Its called a Poly drive. Return the torx and buy a ploy drive. IM me if want one my tool guy has 3 on his truck. Im going over to get one for a buddy today


----------



## NOLA_VDubber (May 24, 2007)

*Re: (SlowGolf1)*









snap-on #10 polydrive bit for vw 20v head bolts


----------



## transient_analysis (Jan 28, 2003)

*Re: (NOLA_VDubber)*

Metalnerd also sells a head bolt tool for the 2.0 and 1.8.. The picture they have listed is wrong though:
http://www.metalnerd.com/cat05.htm
look for:
Part 18TKIT - DOUBLE Head Bolt Bit KIT for 1.8T ® and 2.0 Gas Engines


----------



## GLI_jetta (Jan 3, 2006)

*Re: (NOLA_VDubber)*


_Quote, originally posted by *NOLA_VDubber* »_








snap-on #10 polydrive bit for vw 20v head bolts

x2 same one i have and currently using!


----------



## ANT THE KNEE (Aug 25, 2000)

*Re: (GLI_jetta)*

Anyone have suggestions on cleaning out the bolt holes? I was going to cut a few grooves in a stock bolt to make a home made chaser sort of


----------



## rseascape (Apr 12, 2017)

*VW Head Bolt Size*

It is a 10MM spline, not Torx


----------



## Meyers (Oct 16, 2015)

*2003 BEA head bolt*

Ok reading thru I am not sure what I have. Mine is a 1.8l BEA engine in a 2003 TT quattro.
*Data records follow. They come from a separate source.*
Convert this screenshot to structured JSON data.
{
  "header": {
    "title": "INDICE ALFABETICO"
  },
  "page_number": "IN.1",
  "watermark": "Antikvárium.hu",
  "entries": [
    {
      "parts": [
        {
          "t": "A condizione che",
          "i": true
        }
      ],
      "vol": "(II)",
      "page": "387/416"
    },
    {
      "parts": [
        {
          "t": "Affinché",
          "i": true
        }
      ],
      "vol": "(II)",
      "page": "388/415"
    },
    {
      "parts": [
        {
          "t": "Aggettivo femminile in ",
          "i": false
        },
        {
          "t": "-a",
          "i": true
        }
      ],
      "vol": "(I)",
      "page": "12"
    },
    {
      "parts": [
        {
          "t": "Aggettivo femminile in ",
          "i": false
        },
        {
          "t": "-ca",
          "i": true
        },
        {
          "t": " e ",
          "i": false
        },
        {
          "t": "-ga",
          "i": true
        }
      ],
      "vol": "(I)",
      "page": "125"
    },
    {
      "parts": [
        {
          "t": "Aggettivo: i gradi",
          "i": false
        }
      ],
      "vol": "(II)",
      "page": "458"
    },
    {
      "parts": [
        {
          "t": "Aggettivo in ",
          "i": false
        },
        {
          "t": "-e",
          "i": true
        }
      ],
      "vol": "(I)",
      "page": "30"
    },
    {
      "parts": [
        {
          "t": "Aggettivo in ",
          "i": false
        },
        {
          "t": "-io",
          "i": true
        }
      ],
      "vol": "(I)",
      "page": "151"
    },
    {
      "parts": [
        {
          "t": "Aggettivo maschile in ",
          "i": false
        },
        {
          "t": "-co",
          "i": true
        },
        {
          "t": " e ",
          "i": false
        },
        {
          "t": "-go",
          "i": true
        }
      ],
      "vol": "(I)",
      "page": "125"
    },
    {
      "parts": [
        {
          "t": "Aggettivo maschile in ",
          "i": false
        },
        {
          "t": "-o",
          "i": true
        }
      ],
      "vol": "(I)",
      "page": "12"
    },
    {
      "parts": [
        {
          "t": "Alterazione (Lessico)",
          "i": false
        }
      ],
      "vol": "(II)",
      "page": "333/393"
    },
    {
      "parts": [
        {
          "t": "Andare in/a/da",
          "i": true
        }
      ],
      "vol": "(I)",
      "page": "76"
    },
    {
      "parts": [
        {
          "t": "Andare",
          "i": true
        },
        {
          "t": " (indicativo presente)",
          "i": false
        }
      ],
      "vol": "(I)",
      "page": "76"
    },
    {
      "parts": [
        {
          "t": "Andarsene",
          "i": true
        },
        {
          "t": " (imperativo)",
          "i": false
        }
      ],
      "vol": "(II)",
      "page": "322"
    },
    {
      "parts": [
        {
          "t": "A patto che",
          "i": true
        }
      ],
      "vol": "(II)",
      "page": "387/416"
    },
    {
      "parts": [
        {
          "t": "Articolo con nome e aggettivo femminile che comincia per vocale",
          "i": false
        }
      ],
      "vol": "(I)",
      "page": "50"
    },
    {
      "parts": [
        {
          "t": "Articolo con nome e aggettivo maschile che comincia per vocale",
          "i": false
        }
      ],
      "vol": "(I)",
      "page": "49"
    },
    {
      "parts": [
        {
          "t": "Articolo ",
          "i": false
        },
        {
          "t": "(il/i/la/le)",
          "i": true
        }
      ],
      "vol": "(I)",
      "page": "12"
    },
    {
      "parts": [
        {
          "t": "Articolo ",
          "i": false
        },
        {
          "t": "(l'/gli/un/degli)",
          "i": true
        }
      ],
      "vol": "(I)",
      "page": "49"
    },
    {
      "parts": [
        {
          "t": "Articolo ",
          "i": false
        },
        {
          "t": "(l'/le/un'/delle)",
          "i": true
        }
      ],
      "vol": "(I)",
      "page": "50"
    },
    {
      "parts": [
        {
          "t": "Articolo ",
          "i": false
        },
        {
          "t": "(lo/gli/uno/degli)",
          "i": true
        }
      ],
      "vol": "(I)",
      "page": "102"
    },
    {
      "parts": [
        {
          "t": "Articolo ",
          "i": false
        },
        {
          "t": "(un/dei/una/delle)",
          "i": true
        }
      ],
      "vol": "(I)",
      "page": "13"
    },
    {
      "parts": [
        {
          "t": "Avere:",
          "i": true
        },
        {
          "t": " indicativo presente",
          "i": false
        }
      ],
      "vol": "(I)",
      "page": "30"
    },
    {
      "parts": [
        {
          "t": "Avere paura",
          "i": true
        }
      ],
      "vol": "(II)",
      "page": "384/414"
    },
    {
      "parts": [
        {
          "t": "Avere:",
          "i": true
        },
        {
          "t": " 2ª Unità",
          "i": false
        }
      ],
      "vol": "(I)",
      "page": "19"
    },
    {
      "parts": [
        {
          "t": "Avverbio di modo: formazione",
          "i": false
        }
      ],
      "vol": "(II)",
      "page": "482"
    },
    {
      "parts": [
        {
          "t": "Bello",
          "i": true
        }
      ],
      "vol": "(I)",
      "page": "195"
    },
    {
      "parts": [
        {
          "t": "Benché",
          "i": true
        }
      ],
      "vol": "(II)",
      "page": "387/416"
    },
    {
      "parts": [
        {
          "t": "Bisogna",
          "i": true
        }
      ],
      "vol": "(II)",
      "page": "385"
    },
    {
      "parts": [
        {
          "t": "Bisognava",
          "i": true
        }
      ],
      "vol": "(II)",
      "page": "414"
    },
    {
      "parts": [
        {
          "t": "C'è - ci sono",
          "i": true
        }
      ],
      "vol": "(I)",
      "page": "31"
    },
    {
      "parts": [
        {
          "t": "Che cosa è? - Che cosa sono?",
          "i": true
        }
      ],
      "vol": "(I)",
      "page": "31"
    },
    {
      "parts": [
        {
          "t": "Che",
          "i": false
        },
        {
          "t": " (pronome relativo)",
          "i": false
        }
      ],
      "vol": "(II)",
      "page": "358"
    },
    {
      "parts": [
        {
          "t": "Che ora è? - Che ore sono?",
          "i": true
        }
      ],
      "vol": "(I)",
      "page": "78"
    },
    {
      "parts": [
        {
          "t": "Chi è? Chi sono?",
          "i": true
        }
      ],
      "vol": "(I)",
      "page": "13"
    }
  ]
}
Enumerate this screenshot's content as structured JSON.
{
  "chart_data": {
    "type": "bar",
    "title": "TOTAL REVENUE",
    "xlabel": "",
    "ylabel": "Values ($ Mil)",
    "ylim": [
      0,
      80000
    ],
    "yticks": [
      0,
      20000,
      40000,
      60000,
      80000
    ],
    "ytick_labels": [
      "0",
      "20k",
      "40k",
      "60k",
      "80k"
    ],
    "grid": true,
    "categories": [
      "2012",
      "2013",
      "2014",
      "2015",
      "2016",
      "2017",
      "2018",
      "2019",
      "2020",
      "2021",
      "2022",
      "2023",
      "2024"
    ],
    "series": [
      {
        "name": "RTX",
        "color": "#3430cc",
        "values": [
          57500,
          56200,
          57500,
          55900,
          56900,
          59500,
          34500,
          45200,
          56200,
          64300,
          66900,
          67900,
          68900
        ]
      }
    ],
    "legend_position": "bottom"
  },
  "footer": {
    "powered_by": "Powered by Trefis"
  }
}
What size tool will I need to remove the bolts


----------



## stevemannn (Apr 17, 2008)

for a TT most likely poly drive, napa sells them , it was fairly cheap


----------



## makeemgofaster (Nov 24, 2005)

I got one at Amazon for $10
https://www.amazon.com/gp/product/B000PH6VLU/ref=oh_aui_detailpage_o05_s02?ie=UTF8&psc=1


----------